Recently an interview with John Burns was placed on the NYTimes website. What is curious is how little has been made of it. Burns is a valuable resource because he is so experienced: he has made a career of reporting on hot-spots around the world: Beijing, Bosnia, Afghanistan, now Iraq. I once was able to meet him in Islamabad; he had already been covering the Soviet-Mujahedin war in Afghanistan for several years. I got a sense of how difficult it sometimes has been to persuade people – even his editors – of what is actually happening on the ground.

We need to listen to what Burns has been saying: for some reason it is not being highlighted even by the New York Times. Burns has recently (Charlie Rose interview January 24, 2007) said that if things go as they seem to be going in Iraq the results will be “disastrous.” In another interview available on a Times video Burns reports that all the Iraqis he knows, Sunni and Shia, all want the Americans to stay in Iraq.

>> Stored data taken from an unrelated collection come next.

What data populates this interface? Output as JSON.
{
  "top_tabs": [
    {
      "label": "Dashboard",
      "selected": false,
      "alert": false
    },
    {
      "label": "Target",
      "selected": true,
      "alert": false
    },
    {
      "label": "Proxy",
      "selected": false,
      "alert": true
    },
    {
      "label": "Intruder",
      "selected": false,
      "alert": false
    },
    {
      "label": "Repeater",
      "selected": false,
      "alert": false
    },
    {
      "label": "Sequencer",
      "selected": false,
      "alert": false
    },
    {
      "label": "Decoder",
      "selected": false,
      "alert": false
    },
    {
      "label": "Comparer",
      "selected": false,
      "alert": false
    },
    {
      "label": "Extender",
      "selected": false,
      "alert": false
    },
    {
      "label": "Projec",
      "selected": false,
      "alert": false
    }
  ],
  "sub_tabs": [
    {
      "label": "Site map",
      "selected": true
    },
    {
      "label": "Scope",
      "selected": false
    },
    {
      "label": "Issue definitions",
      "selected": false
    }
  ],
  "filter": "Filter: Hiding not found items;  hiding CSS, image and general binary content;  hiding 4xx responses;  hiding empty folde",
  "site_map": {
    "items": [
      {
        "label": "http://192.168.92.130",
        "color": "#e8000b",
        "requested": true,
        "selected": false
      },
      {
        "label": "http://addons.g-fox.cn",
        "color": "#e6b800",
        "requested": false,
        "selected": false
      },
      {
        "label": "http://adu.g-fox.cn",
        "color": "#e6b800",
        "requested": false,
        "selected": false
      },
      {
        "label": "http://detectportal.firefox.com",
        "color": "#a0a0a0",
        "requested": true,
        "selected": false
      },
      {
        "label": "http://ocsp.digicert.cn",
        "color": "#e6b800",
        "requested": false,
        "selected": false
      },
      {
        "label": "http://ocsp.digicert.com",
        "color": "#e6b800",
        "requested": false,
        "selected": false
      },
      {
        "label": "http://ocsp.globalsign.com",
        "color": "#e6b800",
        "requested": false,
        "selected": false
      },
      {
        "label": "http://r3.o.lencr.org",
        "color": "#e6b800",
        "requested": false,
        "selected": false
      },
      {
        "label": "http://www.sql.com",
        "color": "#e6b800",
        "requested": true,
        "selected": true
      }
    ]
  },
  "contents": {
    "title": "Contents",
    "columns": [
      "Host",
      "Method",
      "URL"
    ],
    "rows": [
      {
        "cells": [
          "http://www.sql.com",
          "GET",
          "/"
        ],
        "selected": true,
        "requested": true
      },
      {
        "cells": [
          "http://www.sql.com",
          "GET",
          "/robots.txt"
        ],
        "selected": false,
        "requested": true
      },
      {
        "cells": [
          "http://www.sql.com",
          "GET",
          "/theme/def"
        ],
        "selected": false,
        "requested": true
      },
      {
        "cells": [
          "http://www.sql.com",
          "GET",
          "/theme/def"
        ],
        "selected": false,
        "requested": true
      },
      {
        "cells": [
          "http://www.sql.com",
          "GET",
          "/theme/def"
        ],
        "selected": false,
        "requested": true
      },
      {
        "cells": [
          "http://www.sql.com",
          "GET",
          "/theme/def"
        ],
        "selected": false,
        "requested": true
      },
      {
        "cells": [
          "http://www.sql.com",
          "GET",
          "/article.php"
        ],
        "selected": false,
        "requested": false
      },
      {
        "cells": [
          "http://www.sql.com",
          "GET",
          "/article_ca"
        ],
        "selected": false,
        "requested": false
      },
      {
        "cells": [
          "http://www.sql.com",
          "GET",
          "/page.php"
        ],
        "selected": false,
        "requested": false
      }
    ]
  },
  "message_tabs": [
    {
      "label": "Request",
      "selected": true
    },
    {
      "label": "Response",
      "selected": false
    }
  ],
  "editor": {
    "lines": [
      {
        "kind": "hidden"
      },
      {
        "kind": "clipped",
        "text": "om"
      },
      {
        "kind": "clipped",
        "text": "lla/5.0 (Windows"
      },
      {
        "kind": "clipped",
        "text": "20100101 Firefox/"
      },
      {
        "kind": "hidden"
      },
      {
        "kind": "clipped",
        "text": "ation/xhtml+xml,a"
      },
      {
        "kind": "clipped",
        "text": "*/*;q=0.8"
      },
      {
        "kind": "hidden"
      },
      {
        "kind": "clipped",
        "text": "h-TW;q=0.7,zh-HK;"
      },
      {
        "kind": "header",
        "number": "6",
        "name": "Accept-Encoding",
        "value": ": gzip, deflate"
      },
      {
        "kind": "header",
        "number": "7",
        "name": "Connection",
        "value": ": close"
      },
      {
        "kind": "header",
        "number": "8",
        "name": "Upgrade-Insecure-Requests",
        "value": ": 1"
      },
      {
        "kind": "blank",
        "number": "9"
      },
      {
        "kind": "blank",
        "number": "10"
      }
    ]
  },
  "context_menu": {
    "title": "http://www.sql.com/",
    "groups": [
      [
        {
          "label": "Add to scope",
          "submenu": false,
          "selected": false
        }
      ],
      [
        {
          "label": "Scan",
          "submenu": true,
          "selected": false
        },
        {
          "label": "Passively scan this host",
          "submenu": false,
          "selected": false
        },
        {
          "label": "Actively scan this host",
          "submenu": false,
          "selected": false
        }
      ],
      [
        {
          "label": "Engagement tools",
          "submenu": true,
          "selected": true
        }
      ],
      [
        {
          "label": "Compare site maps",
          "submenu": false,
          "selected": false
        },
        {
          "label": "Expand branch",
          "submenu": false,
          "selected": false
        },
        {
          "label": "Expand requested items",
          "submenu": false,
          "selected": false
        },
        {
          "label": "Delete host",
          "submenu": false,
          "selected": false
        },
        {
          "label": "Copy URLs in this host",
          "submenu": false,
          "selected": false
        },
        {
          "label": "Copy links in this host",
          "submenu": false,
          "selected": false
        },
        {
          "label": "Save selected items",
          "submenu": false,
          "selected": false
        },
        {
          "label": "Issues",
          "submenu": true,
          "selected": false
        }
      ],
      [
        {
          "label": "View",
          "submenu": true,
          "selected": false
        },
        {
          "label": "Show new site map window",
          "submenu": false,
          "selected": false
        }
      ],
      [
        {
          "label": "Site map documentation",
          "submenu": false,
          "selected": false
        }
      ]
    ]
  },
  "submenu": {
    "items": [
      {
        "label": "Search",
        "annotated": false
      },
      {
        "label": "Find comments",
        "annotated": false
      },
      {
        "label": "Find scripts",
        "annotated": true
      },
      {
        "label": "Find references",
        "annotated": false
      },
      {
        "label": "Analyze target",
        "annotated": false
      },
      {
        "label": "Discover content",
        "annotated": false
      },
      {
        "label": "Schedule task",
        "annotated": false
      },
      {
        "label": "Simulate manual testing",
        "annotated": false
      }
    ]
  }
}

This is so contrary to appearances. The Democrats think they have been given a mandate to get out of Iraq immediately because, as they infer, the American people voted to get out. The public demonstrations against the Americans by the al-Sadr followings in Baghdad present an image of broad support for expelling the Americans immediately. As always, things are never quite what they seem.

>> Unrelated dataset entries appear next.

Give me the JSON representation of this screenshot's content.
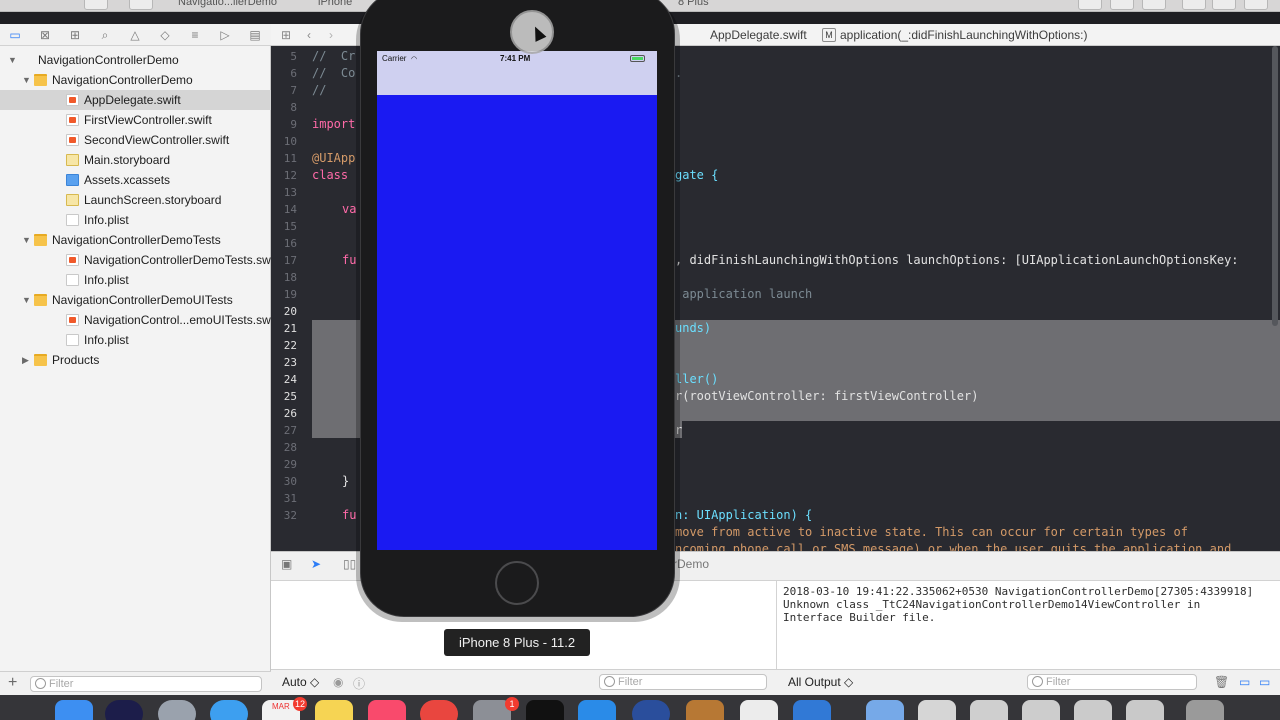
{
  "toolbar": {
    "scheme": "Navigatio...llerDemo",
    "device": "iPhone",
    "device_right": "8 Plus"
  },
  "navigator": {
    "items": [
      {
        "label": "NavigationControllerDemo",
        "kind": "project",
        "indent": 0,
        "disclosure": "▼"
      },
      {
        "label": "NavigationControllerDemo",
        "kind": "folder",
        "indent": 1,
        "disclosure": "▼"
      },
      {
        "label": "AppDelegate.swift",
        "kind": "swift",
        "indent": 2,
        "disclosure": "",
        "selected": true
      },
      {
        "label": "FirstViewController.swift",
        "kind": "swift",
        "indent": 2,
        "disclosure": ""
      },
      {
        "label": "SecondViewController.swift",
        "kind": "swift",
        "indent": 2,
        "disclosure": ""
      },
      {
        "label": "Main.storyboard",
        "kind": "story",
        "indent": 2,
        "disclosure": ""
      },
      {
        "label": "Assets.xcassets",
        "kind": "assets",
        "indent": 2,
        "disclosure": ""
      },
      {
        "label": "LaunchScreen.storyboard",
        "kind": "story",
        "indent": 2,
        "disclosure": ""
      },
      {
        "label": "Info.plist",
        "kind": "plist",
        "indent": 2,
        "disclosure": ""
      },
      {
        "label": "NavigationControllerDemoTests",
        "kind": "folder",
        "indent": 1,
        "disclosure": "▼"
      },
      {
        "label": "NavigationControllerDemoTests.swift",
        "kind": "swift",
        "indent": 2,
        "disclosure": ""
      },
      {
        "label": "Info.plist",
        "kind": "plist",
        "indent": 2,
        "disclosure": ""
      },
      {
        "label": "NavigationControllerDemoUITests",
        "kind": "folder",
        "indent": 1,
        "disclosure": "▼"
      },
      {
        "label": "NavigationControl...emoUITests.swift",
        "kind": "swift",
        "indent": 2,
        "disclosure": ""
      },
      {
        "label": "Info.plist",
        "kind": "plist",
        "indent": 2,
        "disclosure": ""
      },
      {
        "label": "Products",
        "kind": "folder",
        "indent": 1,
        "disclosure": "▶"
      }
    ],
    "filter_placeholder": "Filter"
  },
  "jumpbar": {
    "file": "AppDelegate.swift",
    "method_badge": "M",
    "method": "application(_:didFinishLaunchingWithOptions:)"
  },
  "editor": {
    "line_numbers": [
      "5",
      "6",
      "7",
      "8",
      "9",
      "10",
      "11",
      "12",
      "13",
      "14",
      "15",
      "16",
      "17",
      "18",
      "19",
      "20",
      "21",
      "22",
      "23",
      "24",
      "25",
      "26",
      "27",
      "28",
      "29",
      "30",
      "31",
      "32"
    ],
    "right_fragments": [
      ".",
      "gate {",
      ", didFinishLaunchingWithOptions launchOptions: [UIApplicationLaunchOptionsKey:",
      " application launch",
      "unds)",
      "ller()",
      "r(rootViewController: firstViewController)",
      "r",
      "n: UIApplication) {",
      "move from active to inactive state. This can occur for certain types of",
      "ncoming phone call or SMS message) or when the user quits the application and"
    ],
    "left_fragments": [
      "//  Cr",
      "//  Co",
      "//",
      "import",
      "@UIApp",
      "class ",
      "va",
      "fu",
      "}",
      "fu"
    ]
  },
  "debug": {
    "target": "llerDemo",
    "console_lines": [
      "2018-03-10 19:41:22.335062+0530 NavigationControllerDemo[27305:4339918]",
      "Unknown class _TtC24NavigationControllerDemo14ViewController in",
      "Interface Builder file."
    ],
    "auto_label": "Auto ◇",
    "all_output_label": "All Output ◇",
    "filter_placeholder": "Filter"
  },
  "simulator": {
    "carrier": "Carrier",
    "time": "7:41 PM",
    "label": "iPhone 8 Plus - 11.2",
    "screen_color": "#1a1af2",
    "statusbar_color": "#cfd0f0"
  },
  "dock": {
    "calendar_month": "MAR",
    "calendar_badge": "12",
    "app_badge": "1"
  }
}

As frustrated with the Bush administration as I have been for starting a pre-emptive war under false pretences – it was not a mistake that they conflated Saddam with Osama but a deliberate fabrication in order mislead the American people – I have to wonder whether it really makes sense to withdraw from Iraq precipitously, as the Democrats seem committed to doing.

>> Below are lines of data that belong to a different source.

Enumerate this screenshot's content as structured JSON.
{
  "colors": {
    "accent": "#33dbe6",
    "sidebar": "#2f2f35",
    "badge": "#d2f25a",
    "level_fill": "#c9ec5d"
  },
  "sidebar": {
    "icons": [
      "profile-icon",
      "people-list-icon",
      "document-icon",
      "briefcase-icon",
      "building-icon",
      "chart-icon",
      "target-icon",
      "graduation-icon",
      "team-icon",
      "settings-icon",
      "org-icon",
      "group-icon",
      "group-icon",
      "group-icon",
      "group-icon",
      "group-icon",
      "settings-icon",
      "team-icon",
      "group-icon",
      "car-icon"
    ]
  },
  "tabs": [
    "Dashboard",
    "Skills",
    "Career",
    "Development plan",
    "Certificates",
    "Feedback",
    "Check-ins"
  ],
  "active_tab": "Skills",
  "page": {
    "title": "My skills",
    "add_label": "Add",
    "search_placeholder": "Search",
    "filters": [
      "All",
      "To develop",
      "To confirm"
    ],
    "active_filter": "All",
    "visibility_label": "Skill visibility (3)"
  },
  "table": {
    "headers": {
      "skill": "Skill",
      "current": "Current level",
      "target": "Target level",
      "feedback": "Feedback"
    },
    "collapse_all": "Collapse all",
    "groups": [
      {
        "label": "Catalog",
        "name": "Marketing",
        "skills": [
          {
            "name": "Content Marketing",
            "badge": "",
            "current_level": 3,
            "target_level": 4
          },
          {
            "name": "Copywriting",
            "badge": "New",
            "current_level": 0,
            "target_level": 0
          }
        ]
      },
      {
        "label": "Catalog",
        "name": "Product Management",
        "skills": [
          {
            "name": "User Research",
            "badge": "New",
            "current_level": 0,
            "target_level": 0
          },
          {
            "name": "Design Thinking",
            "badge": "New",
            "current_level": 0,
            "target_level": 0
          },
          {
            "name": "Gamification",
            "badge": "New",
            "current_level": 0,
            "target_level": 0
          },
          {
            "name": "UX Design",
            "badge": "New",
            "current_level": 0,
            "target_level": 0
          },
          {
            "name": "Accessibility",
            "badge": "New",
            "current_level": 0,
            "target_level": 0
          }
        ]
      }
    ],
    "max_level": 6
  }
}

It is again a confusion of tongues. The Americans told themselves they were liberators, given their heroic mythology about World War II (and WWI). The Iraqis quickly came to see the Americans as occupiers, given their long history of subjection under the Ottomans and the British. Now that the Americans have realized how grossly they have bungled, they have decided to get out (the only debate is how soon) and leave it to the Iraqis to sort out. Now that it is clear to the Iraqis that the Americans are leaving soon (no doubt about that) many of them are wondering what their lives will be like under, not foreign colonialists, but their own autocratic and brutal “internal colonialists.”

What John F Burns is telling us, if we will listen, is that things, which we thought couldn’t get worse, will in fact get much worse. Can Americans live with the world they leave behind? Will they pay enough attention even to notice? Certainly the Iraqis will remember that the world they are left to sort out was a creation of American hubris.